Sweden approaches with caution: it is not clear yet whether you have protection
from cellular immunity alone after antibodies die off. It is common with other
infectious agents that you do, or that cellular immunity makes your symptoms
from a subsequent case trivial.
This may be interesting to protesters and journalists
who march with them to film them. Unlike
people going to bars, birthday house parties and church services, protesters
seem to be staying on good health for the most part. Most have worn masks. But the scream and holler a lot. I have heard of cases where people say they
have tested negative by PCR despite marching in these events. Antibody tests aren’t as common but it is
likely many have antibodies for a while.
I notice this with my own body aging. I stopped having strep throats after having
them 2 or 3 times in my 40s. I’ve had
norovirus once (in 2009) in the past 20 years, whereas as a youngster it was
common. A serious deep dental bone infection
in 2004 never returned. All of these
suggest cellular immunity, not antibodies.
But cellular immunity can also drive cytokine storms. The important thing with the coronavirus is that
the response needs to be proportional to need right after infection. Genes and blood type may matter.
We should be studying the T-cell response of people with
asymptomatic or “mild” COVID, and with people who test negative on PCR but who
have at least one positive antibody test.

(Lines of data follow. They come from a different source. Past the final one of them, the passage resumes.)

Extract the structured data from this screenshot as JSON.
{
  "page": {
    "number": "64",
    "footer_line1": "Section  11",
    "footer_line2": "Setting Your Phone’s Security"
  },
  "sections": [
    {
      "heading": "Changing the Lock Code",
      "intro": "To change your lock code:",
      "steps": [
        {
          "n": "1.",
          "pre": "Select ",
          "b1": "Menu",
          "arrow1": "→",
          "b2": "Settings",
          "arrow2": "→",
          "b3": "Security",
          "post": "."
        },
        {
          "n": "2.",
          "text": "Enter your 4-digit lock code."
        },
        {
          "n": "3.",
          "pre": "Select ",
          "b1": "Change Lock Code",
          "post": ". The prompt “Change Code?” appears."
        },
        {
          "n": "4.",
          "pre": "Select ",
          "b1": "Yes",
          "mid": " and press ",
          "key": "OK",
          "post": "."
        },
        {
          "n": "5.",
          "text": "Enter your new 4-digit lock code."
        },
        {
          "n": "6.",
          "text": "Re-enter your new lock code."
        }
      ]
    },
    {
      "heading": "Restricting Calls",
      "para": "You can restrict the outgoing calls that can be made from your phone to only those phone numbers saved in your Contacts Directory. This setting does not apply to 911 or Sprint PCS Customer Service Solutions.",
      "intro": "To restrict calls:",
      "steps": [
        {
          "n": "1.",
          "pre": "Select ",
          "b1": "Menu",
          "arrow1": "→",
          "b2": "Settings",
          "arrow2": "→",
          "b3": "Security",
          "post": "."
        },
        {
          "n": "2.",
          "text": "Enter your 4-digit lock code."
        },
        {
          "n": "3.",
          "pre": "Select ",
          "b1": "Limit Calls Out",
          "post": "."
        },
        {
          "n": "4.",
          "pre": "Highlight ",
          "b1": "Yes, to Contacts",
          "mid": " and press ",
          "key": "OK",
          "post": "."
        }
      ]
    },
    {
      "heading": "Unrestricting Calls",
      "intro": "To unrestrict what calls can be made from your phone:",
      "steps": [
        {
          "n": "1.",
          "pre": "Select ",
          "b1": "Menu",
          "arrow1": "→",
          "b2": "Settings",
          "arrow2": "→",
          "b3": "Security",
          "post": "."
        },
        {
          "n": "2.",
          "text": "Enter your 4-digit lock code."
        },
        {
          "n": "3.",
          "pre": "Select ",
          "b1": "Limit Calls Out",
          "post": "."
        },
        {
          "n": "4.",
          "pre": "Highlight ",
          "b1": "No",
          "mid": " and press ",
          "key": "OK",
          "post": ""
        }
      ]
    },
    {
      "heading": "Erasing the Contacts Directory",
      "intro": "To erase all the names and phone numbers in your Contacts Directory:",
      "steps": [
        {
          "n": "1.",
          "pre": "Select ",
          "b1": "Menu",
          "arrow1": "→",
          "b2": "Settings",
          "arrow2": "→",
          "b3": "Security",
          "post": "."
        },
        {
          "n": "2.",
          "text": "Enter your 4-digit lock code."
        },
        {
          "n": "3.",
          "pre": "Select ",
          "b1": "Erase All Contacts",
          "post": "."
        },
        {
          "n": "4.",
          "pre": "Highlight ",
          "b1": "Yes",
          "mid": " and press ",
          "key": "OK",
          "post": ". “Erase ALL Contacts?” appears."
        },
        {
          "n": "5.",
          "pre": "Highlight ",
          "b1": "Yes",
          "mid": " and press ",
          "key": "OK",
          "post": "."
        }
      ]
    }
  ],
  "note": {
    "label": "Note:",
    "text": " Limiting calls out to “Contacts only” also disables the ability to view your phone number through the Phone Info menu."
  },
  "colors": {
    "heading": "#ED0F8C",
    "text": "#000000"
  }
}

This may suggest ways of designing better drugs as prophylactics or help
with vaccines.
An earlier video from Medcram explains a particular hooker: Sars-Cov2 can actually invade a T4 cell but cannot reproduce inside it (unlike HIV). Also another possible complication if antibody dependent enhancement (ADE) from IgM antibodies. PeakProsperity has mentioned this, and I'll look further.
Update: July 10
Swedish study (in pre-print) examines T-cell immunity, which is more like a "resistance" rather than absence of infection. That's why the 4 minor coronaviruses are harmless to humans with normal cellular immunity. Humans have had time to learn to deal with them.